Down further is the "blue bathroom" with it's daisy wallpaper and scrolled, swirly fixtures, where I sit and bother my mother as she tries to bathe in our only tub, after picking the lock with a q-tip.  The best of conversations are had while I sit with my back to the wall and bother the hell out of her.  She does protest, but not so much that I feel she really wants me to leave. There is old aquarium tubing and a set of poker chips under the cabinet. I don't know why.

Tucked between the bedrooms is the "office", where Dad's desk looms...off limits, especially the gold and black striped pen that sits like the Holy Grail in the top drawer.  I'm not sure how we grow up knowing that if we dare to touch it we had better put it back exactly as found, or....or....I don't even know what would happen. Maybe that was the point.  The "square dance closet" is on the back wall.  It's my fluffy storm shelter. I spend my entire childhood convinced the voluminous piles of sherbet colored net petticoats would protect me from tornadoes.

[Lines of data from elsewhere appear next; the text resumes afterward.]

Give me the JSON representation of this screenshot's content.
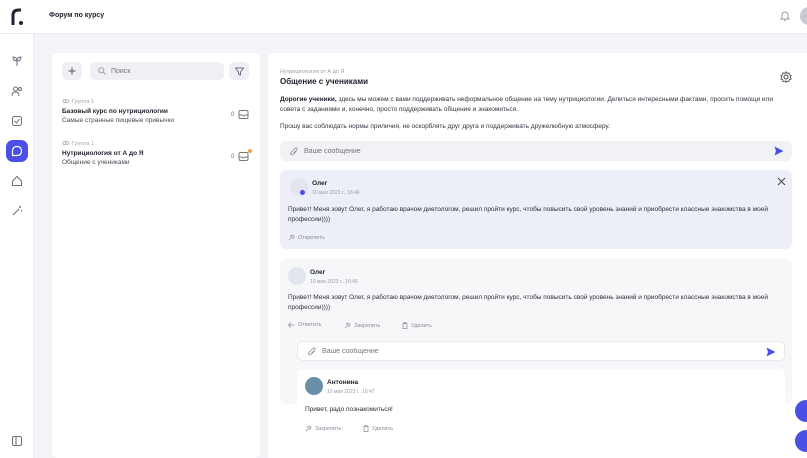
{
  "header": {
    "title": "Форум по курсу"
  },
  "sidebar_icons": [
    "plant-icon",
    "community-icon",
    "checklist-icon",
    "chat-icon",
    "home-icon",
    "magic-icon",
    "collapse-icon"
  ],
  "forum_list": {
    "search_placeholder": "Поиск",
    "items": [
      {
        "group": "Группа 1",
        "title": "Базовый курс по нутрициологии",
        "subtitle": "Самые странные пищевые привычки",
        "count": "0"
      },
      {
        "group": "Группа 1",
        "title": "Нутрициология от А до Я",
        "subtitle": "Общение с учениками",
        "count": "0"
      }
    ]
  },
  "topic": {
    "breadcrumb": "Нутрициология от А до Я",
    "title": "Общение с учениками",
    "intro_bold": "Дорогие ученики,",
    "intro_rest": " здесь мы можем с вами поддерживать неформальное общение на тему нутрициологии. Делиться интересными фактами, просить помощи или совета с заданиями и, конечно, просто поддерживать общение и знакомиться.",
    "rules": "Прошу вас соблюдать нормы приличия, не оскорблять друг друга и поддерживать дружелюбную атмосферу.",
    "composer_placeholder": "Ваше сообщение"
  },
  "messages": [
    {
      "author": "Олег",
      "date": "10 мая 2023 г., 16:46",
      "text": "Привет! Меня зовут Олег, я работаю врачом диетологом, решил пройти курс, чтобы повысить свой уровень знаний и приобрести классные знакомства в моей профессии))))",
      "action_pin": "Открепить"
    },
    {
      "author": "Олег",
      "date": "10 мая 2023 г., 16:46",
      "text": "Привет! Меня зовут Олег, я работаю врачом диетологом, решил пройти курс, чтобы повысить свой уровень знаний и приобрести классные знакомства в моей профессии))))",
      "action_reply": "Ответить",
      "action_pin": "Закрепить",
      "action_delete": "Удалить",
      "reply_placeholder": "Ваше сообщение",
      "reply": {
        "author": "Антонина",
        "date": "10 мая 2023 г., 16:47",
        "text": "Привет, радо познакомиться!",
        "action_pin": "Закрепить",
        "action_delete": "Удалить"
      }
    }
  ],
  "colors": {
    "accent": "#4a4fe6",
    "badge": "#f0a53a"
  }
}
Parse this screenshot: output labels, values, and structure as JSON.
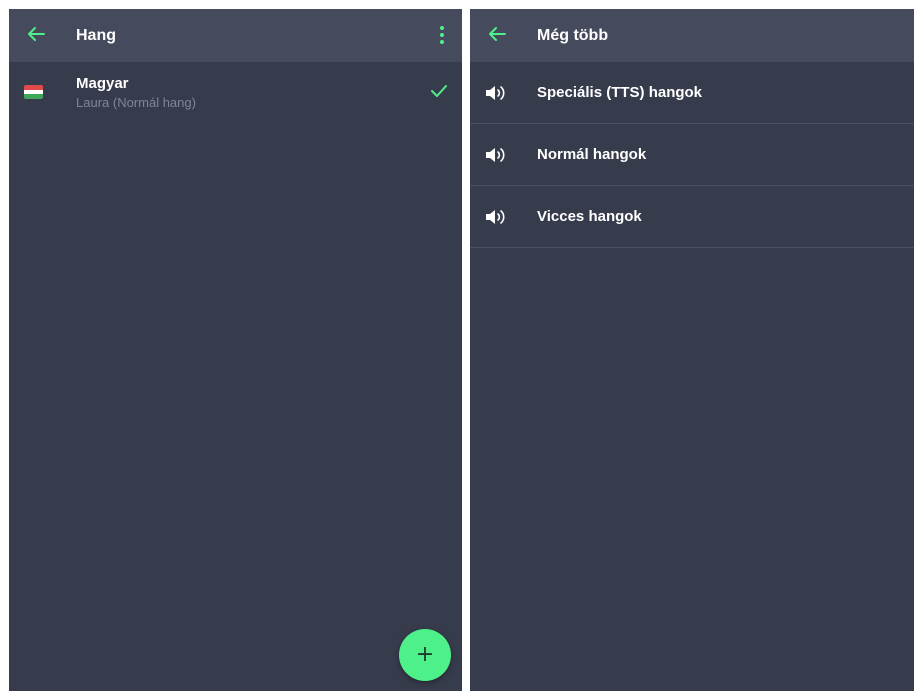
{
  "left_panel": {
    "title": "Hang",
    "language": {
      "name": "Magyar",
      "voice": "Laura (Normál hang)"
    },
    "fab_label": "+"
  },
  "right_panel": {
    "title": "Még több",
    "items": [
      {
        "label": "Speciális (TTS) hangok"
      },
      {
        "label": "Normál hangok"
      },
      {
        "label": "Vicces hangok"
      }
    ]
  },
  "colors": {
    "accent": "#4ef08a",
    "background": "#373c4d",
    "appbar": "#454a5c",
    "subtext": "#7f8597"
  }
}
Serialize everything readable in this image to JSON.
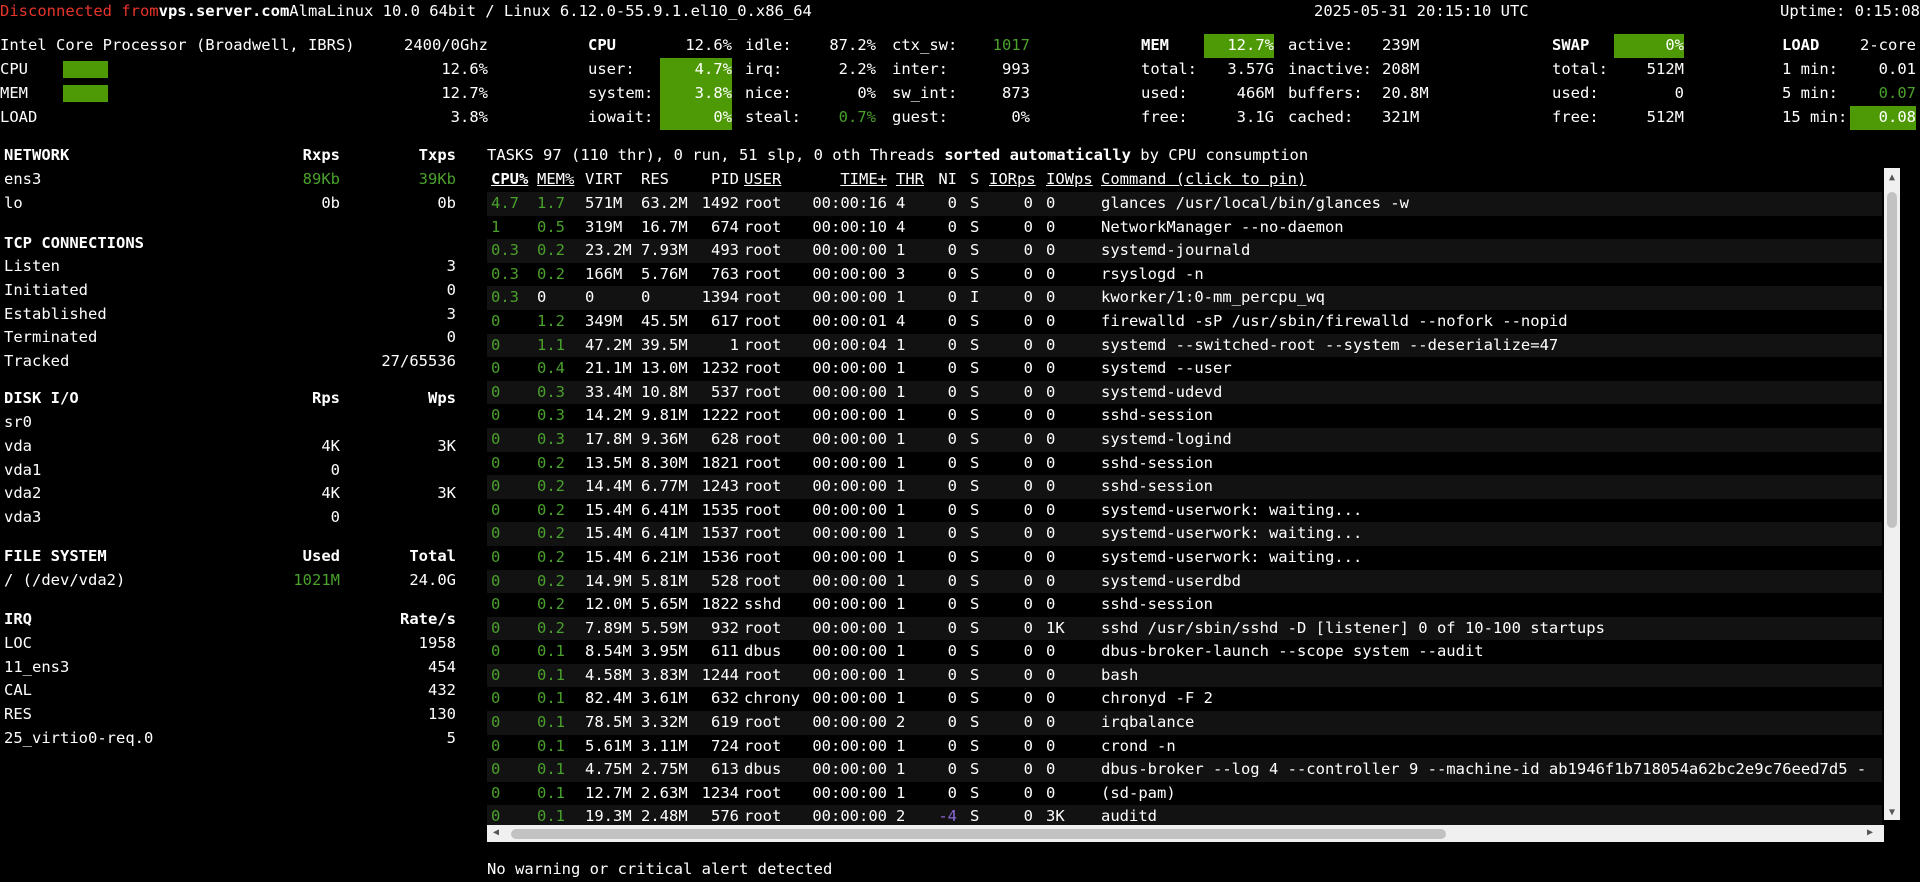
{
  "colors": {
    "accent_green": "#4e9a06",
    "text_green": "#4aa02c",
    "warn_red": "#e8342b",
    "nice_purple": "#8d6bd6",
    "background": "#000000"
  },
  "header": {
    "disconnected": "Disconnected from",
    "host": "vps.server.com",
    "os": "AlmaLinux 10.0 64bit / Linux 6.12.0-55.9.1.el10_0.x86_64",
    "datetime": "2025-05-31 20:15:10 UTC",
    "uptime": "Uptime: 0:15:08"
  },
  "quicklook": {
    "cpu_name": "Intel Core Processor (Broadwell, IBRS)",
    "freq": "2400/0Ghz",
    "cpu_label": "CPU",
    "cpu_pct": "12.6%",
    "cpu_fill": 0.126,
    "mem_label": "MEM",
    "mem_pct": "12.7%",
    "mem_fill": 0.127,
    "load_label": "LOAD",
    "load_pct": "3.8%"
  },
  "cpu": {
    "title": "CPU",
    "total": "12.6%",
    "user_l": "user:",
    "user": "4.7%",
    "system_l": "system:",
    "system": "3.8%",
    "iowait_l": "iowait:",
    "iowait": "0%",
    "idle_l": "idle:",
    "idle": "87.2%",
    "irq_l": "irq:",
    "irq": "2.2%",
    "nice_l": "nice:",
    "nice": "0%",
    "steal_l": "steal:",
    "steal": "0.7%",
    "ctx_l": "ctx_sw:",
    "ctx": "1017",
    "inter_l": "inter:",
    "inter": "993",
    "swint_l": "sw_int:",
    "swint": "873",
    "guest_l": "guest:",
    "guest": "0%"
  },
  "mem": {
    "title": "MEM",
    "pct": "12.7%",
    "total_l": "total:",
    "total": "3.57G",
    "used_l": "used:",
    "used": "466M",
    "free_l": "free:",
    "free": "3.1G",
    "active_l": "active:",
    "active": "239M",
    "inactive_l": "inactive:",
    "inactive": "208M",
    "buffers_l": "buffers:",
    "buffers": "20.8M",
    "cached_l": "cached:",
    "cached": "321M"
  },
  "swap": {
    "title": "SWAP",
    "pct": "0%",
    "total_l": "total:",
    "total": "512M",
    "used_l": "used:",
    "used": "0",
    "free_l": "free:",
    "free": "512M"
  },
  "load": {
    "title": "LOAD",
    "cores": "2-core",
    "m1_l": "1 min:",
    "m1": "0.01",
    "m5_l": "5 min:",
    "m5": "0.07",
    "m15_l": "15 min:",
    "m15": "0.08"
  },
  "network": {
    "title": "NETWORK",
    "rx": "Rxps",
    "tx": "Txps",
    "rows": [
      {
        "name": "ens3",
        "rx": "89Kb",
        "tx": "39Kb"
      },
      {
        "name": "lo",
        "rx": "0b",
        "tx": "0b"
      }
    ]
  },
  "tcp": {
    "title": "TCP CONNECTIONS",
    "rows": [
      {
        "name": "Listen",
        "value": "3"
      },
      {
        "name": "Initiated",
        "value": "0"
      },
      {
        "name": "Established",
        "value": "3"
      },
      {
        "name": "Terminated",
        "value": "0"
      },
      {
        "name": "Tracked",
        "value": "27/65536"
      }
    ]
  },
  "diskio": {
    "title": "DISK I/O",
    "rps": "Rps",
    "wps": "Wps",
    "rows": [
      {
        "name": "sr0",
        "r": "",
        "w": ""
      },
      {
        "name": "vda",
        "r": "4K",
        "w": "3K"
      },
      {
        "name": "vda1",
        "r": "0",
        "w": ""
      },
      {
        "name": "vda2",
        "r": "4K",
        "w": "3K"
      },
      {
        "name": "vda3",
        "r": "0",
        "w": ""
      }
    ]
  },
  "fs": {
    "title": "FILE SYSTEM",
    "used": "Used",
    "total": "Total",
    "rows": [
      {
        "name": "/ (/dev/vda2)",
        "used": "1021M",
        "total": "24.0G"
      }
    ]
  },
  "irq": {
    "title": "IRQ",
    "rate": "Rate/s",
    "rows": [
      {
        "name": "LOC",
        "value": "1958"
      },
      {
        "name": "11_ens3",
        "value": "454"
      },
      {
        "name": "CAL",
        "value": "432"
      },
      {
        "name": "RES",
        "value": "130"
      },
      {
        "name": "25_virtio0-req.0",
        "value": "5"
      }
    ]
  },
  "tasks": {
    "prefix": "TASKS 97 (110 thr), 0 run, 51 slp, 0 oth Threads ",
    "sorted": "sorted automatically",
    "suffix": " by CPU consumption"
  },
  "proc_headers": {
    "cpu": "CPU%",
    "mem": "MEM%",
    "virt": "VIRT",
    "res": "RES",
    "pid": "PID",
    "user": "USER",
    "time": "TIME+",
    "thr": "THR",
    "ni": "NI",
    "s": "S",
    "ior": "IORps",
    "iow": "IOWps",
    "cmd": "Command (click to pin)"
  },
  "processes": [
    {
      "cpu": "4.7",
      "mem": "1.7",
      "virt": "571M",
      "res": "63.2M",
      "pid": "1492",
      "user": "root",
      "time": "00:00:16",
      "thr": "4",
      "ni": "0",
      "s": "S",
      "ior": "0",
      "iow": "0",
      "cmd": "glances /usr/local/bin/glances -w"
    },
    {
      "cpu": "1",
      "mem": "0.5",
      "virt": "319M",
      "res": "16.7M",
      "pid": "674",
      "user": "root",
      "time": "00:00:10",
      "thr": "4",
      "ni": "0",
      "s": "S",
      "ior": "0",
      "iow": "0",
      "cmd": "NetworkManager --no-daemon"
    },
    {
      "cpu": "0.3",
      "mem": "0.2",
      "virt": "23.2M",
      "res": "7.93M",
      "pid": "493",
      "user": "root",
      "time": "00:00:00",
      "thr": "1",
      "ni": "0",
      "s": "S",
      "ior": "0",
      "iow": "0",
      "cmd": "systemd-journald"
    },
    {
      "cpu": "0.3",
      "mem": "0.2",
      "virt": "166M",
      "res": "5.76M",
      "pid": "763",
      "user": "root",
      "time": "00:00:00",
      "thr": "3",
      "ni": "0",
      "s": "S",
      "ior": "0",
      "iow": "0",
      "cmd": "rsyslogd -n"
    },
    {
      "cpu": "0.3",
      "mem": "0",
      "virt": "0",
      "res": "0",
      "pid": "1394",
      "user": "root",
      "time": "00:00:00",
      "thr": "1",
      "ni": "0",
      "s": "I",
      "ior": "0",
      "iow": "0",
      "cmd": "kworker/1:0-mm_percpu_wq"
    },
    {
      "cpu": "0",
      "mem": "1.2",
      "virt": "349M",
      "res": "45.5M",
      "pid": "617",
      "user": "root",
      "time": "00:00:01",
      "thr": "4",
      "ni": "0",
      "s": "S",
      "ior": "0",
      "iow": "0",
      "cmd": "firewalld -sP /usr/sbin/firewalld --nofork --nopid"
    },
    {
      "cpu": "0",
      "mem": "1.1",
      "virt": "47.2M",
      "res": "39.5M",
      "pid": "1",
      "user": "root",
      "time": "00:00:04",
      "thr": "1",
      "ni": "0",
      "s": "S",
      "ior": "0",
      "iow": "0",
      "cmd": "systemd --switched-root --system --deserialize=47"
    },
    {
      "cpu": "0",
      "mem": "0.4",
      "virt": "21.1M",
      "res": "13.0M",
      "pid": "1232",
      "user": "root",
      "time": "00:00:00",
      "thr": "1",
      "ni": "0",
      "s": "S",
      "ior": "0",
      "iow": "0",
      "cmd": "systemd --user"
    },
    {
      "cpu": "0",
      "mem": "0.3",
      "virt": "33.4M",
      "res": "10.8M",
      "pid": "537",
      "user": "root",
      "time": "00:00:00",
      "thr": "1",
      "ni": "0",
      "s": "S",
      "ior": "0",
      "iow": "0",
      "cmd": "systemd-udevd"
    },
    {
      "cpu": "0",
      "mem": "0.3",
      "virt": "14.2M",
      "res": "9.81M",
      "pid": "1222",
      "user": "root",
      "time": "00:00:00",
      "thr": "1",
      "ni": "0",
      "s": "S",
      "ior": "0",
      "iow": "0",
      "cmd": "sshd-session"
    },
    {
      "cpu": "0",
      "mem": "0.3",
      "virt": "17.8M",
      "res": "9.36M",
      "pid": "628",
      "user": "root",
      "time": "00:00:00",
      "thr": "1",
      "ni": "0",
      "s": "S",
      "ior": "0",
      "iow": "0",
      "cmd": "systemd-logind"
    },
    {
      "cpu": "0",
      "mem": "0.2",
      "virt": "13.5M",
      "res": "8.30M",
      "pid": "1821",
      "user": "root",
      "time": "00:00:00",
      "thr": "1",
      "ni": "0",
      "s": "S",
      "ior": "0",
      "iow": "0",
      "cmd": "sshd-session"
    },
    {
      "cpu": "0",
      "mem": "0.2",
      "virt": "14.4M",
      "res": "6.77M",
      "pid": "1243",
      "user": "root",
      "time": "00:00:00",
      "thr": "1",
      "ni": "0",
      "s": "S",
      "ior": "0",
      "iow": "0",
      "cmd": "sshd-session"
    },
    {
      "cpu": "0",
      "mem": "0.2",
      "virt": "15.4M",
      "res": "6.41M",
      "pid": "1535",
      "user": "root",
      "time": "00:00:00",
      "thr": "1",
      "ni": "0",
      "s": "S",
      "ior": "0",
      "iow": "0",
      "cmd": "systemd-userwork: waiting..."
    },
    {
      "cpu": "0",
      "mem": "0.2",
      "virt": "15.4M",
      "res": "6.41M",
      "pid": "1537",
      "user": "root",
      "time": "00:00:00",
      "thr": "1",
      "ni": "0",
      "s": "S",
      "ior": "0",
      "iow": "0",
      "cmd": "systemd-userwork: waiting..."
    },
    {
      "cpu": "0",
      "mem": "0.2",
      "virt": "15.4M",
      "res": "6.21M",
      "pid": "1536",
      "user": "root",
      "time": "00:00:00",
      "thr": "1",
      "ni": "0",
      "s": "S",
      "ior": "0",
      "iow": "0",
      "cmd": "systemd-userwork: waiting..."
    },
    {
      "cpu": "0",
      "mem": "0.2",
      "virt": "14.9M",
      "res": "5.81M",
      "pid": "528",
      "user": "root",
      "time": "00:00:00",
      "thr": "1",
      "ni": "0",
      "s": "S",
      "ior": "0",
      "iow": "0",
      "cmd": "systemd-userdbd"
    },
    {
      "cpu": "0",
      "mem": "0.2",
      "virt": "12.0M",
      "res": "5.65M",
      "pid": "1822",
      "user": "sshd",
      "time": "00:00:00",
      "thr": "1",
      "ni": "0",
      "s": "S",
      "ior": "0",
      "iow": "0",
      "cmd": "sshd-session"
    },
    {
      "cpu": "0",
      "mem": "0.2",
      "virt": "7.89M",
      "res": "5.59M",
      "pid": "932",
      "user": "root",
      "time": "00:00:00",
      "thr": "1",
      "ni": "0",
      "s": "S",
      "ior": "0",
      "iow": "1K",
      "cmd": "sshd /usr/sbin/sshd -D [listener] 0 of 10-100 startups"
    },
    {
      "cpu": "0",
      "mem": "0.1",
      "virt": "8.54M",
      "res": "3.95M",
      "pid": "611",
      "user": "dbus",
      "time": "00:00:00",
      "thr": "1",
      "ni": "0",
      "s": "S",
      "ior": "0",
      "iow": "0",
      "cmd": "dbus-broker-launch --scope system --audit"
    },
    {
      "cpu": "0",
      "mem": "0.1",
      "virt": "4.58M",
      "res": "3.83M",
      "pid": "1244",
      "user": "root",
      "time": "00:00:00",
      "thr": "1",
      "ni": "0",
      "s": "S",
      "ior": "0",
      "iow": "0",
      "cmd": "bash"
    },
    {
      "cpu": "0",
      "mem": "0.1",
      "virt": "82.4M",
      "res": "3.61M",
      "pid": "632",
      "user": "chrony",
      "time": "00:00:00",
      "thr": "1",
      "ni": "0",
      "s": "S",
      "ior": "0",
      "iow": "0",
      "cmd": "chronyd -F 2"
    },
    {
      "cpu": "0",
      "mem": "0.1",
      "virt": "78.5M",
      "res": "3.32M",
      "pid": "619",
      "user": "root",
      "time": "00:00:00",
      "thr": "2",
      "ni": "0",
      "s": "S",
      "ior": "0",
      "iow": "0",
      "cmd": "irqbalance"
    },
    {
      "cpu": "0",
      "mem": "0.1",
      "virt": "5.61M",
      "res": "3.11M",
      "pid": "724",
      "user": "root",
      "time": "00:00:00",
      "thr": "1",
      "ni": "0",
      "s": "S",
      "ior": "0",
      "iow": "0",
      "cmd": "crond -n"
    },
    {
      "cpu": "0",
      "mem": "0.1",
      "virt": "4.75M",
      "res": "2.75M",
      "pid": "613",
      "user": "dbus",
      "time": "00:00:00",
      "thr": "1",
      "ni": "0",
      "s": "S",
      "ior": "0",
      "iow": "0",
      "cmd": "dbus-broker --log 4 --controller 9 --machine-id ab1946f1b718054a62bc2e9c76eed7d5 -"
    },
    {
      "cpu": "0",
      "mem": "0.1",
      "virt": "12.7M",
      "res": "2.63M",
      "pid": "1234",
      "user": "root",
      "time": "00:00:00",
      "thr": "1",
      "ni": "0",
      "s": "S",
      "ior": "0",
      "iow": "0",
      "cmd": "(sd-pam)"
    },
    {
      "cpu": "0",
      "mem": "0.1",
      "virt": "19.3M",
      "res": "2.48M",
      "pid": "576",
      "user": "root",
      "time": "00:00:00",
      "thr": "2",
      "ni": "-4",
      "s": "S",
      "ior": "0",
      "iow": "3K",
      "cmd": "auditd"
    }
  ],
  "footer": {
    "alert": "No warning or critical alert detected"
  }
}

Mom and Dad's room with the massive wooden furniture is opposite mine...where I stand on the windowsill and get as close as possible to Kirk Cameron on the 19'' tube television.  The ironing board is furniture, it's cover thick with spray starch from my Daddy's habit of crispy jeans. (I was almost an adult before I realized it wasn't supposed to be permanent. I'm often guilty of the same thing in my home today.) I raid Mom's nightgown drawer for her smell during the long weeks she visits Fontana. The bathroom sits at the end of their room where I apply Max Factor Pancake makeup with a wet sea sponge while mom puts spiky hot curlers in my hair, every single morning before school.  There are metallic gold butterflies floating in a yellow wallpaper sky. The avocado green shower is where we were tortured, long after bedtime, forced to wash lake water out of our hair. The cabinets behind us, holding Christmas, Easter, and the T-shirt collection of our lives.

"Hands off my Tuts"

The sink, where I find tiny bits of ash from her Virgina Slims that she forgets to wash away so I won't know... and the cabinet underneath, holding secret and clandestine boxes of Tampax and Always that fascinated me long before I needed them. The vanity, with the rickety white metal chair with avocado green tufted upholstery, where I sit to write a message for her to read. In the drawer. The drawer and the message that are there tonight. . . that will still be there tomorrow.

Places we love and have lost are never really gone. Try it. I'll bet you can teleport to somewhere right now...somewhere lost but not gone.

Some day, I will take the children to visit my childhood friend who is making her own home there, filled with her children and her memories. It will give my son and daughter a concrete vision of where Mommy grew up. It will give me a sense of peace, I think, to breathe air within those walls again.  It will be ok, that it is home to another family. It is ok, I think, because how it was 30 years ago has never changed in my mind.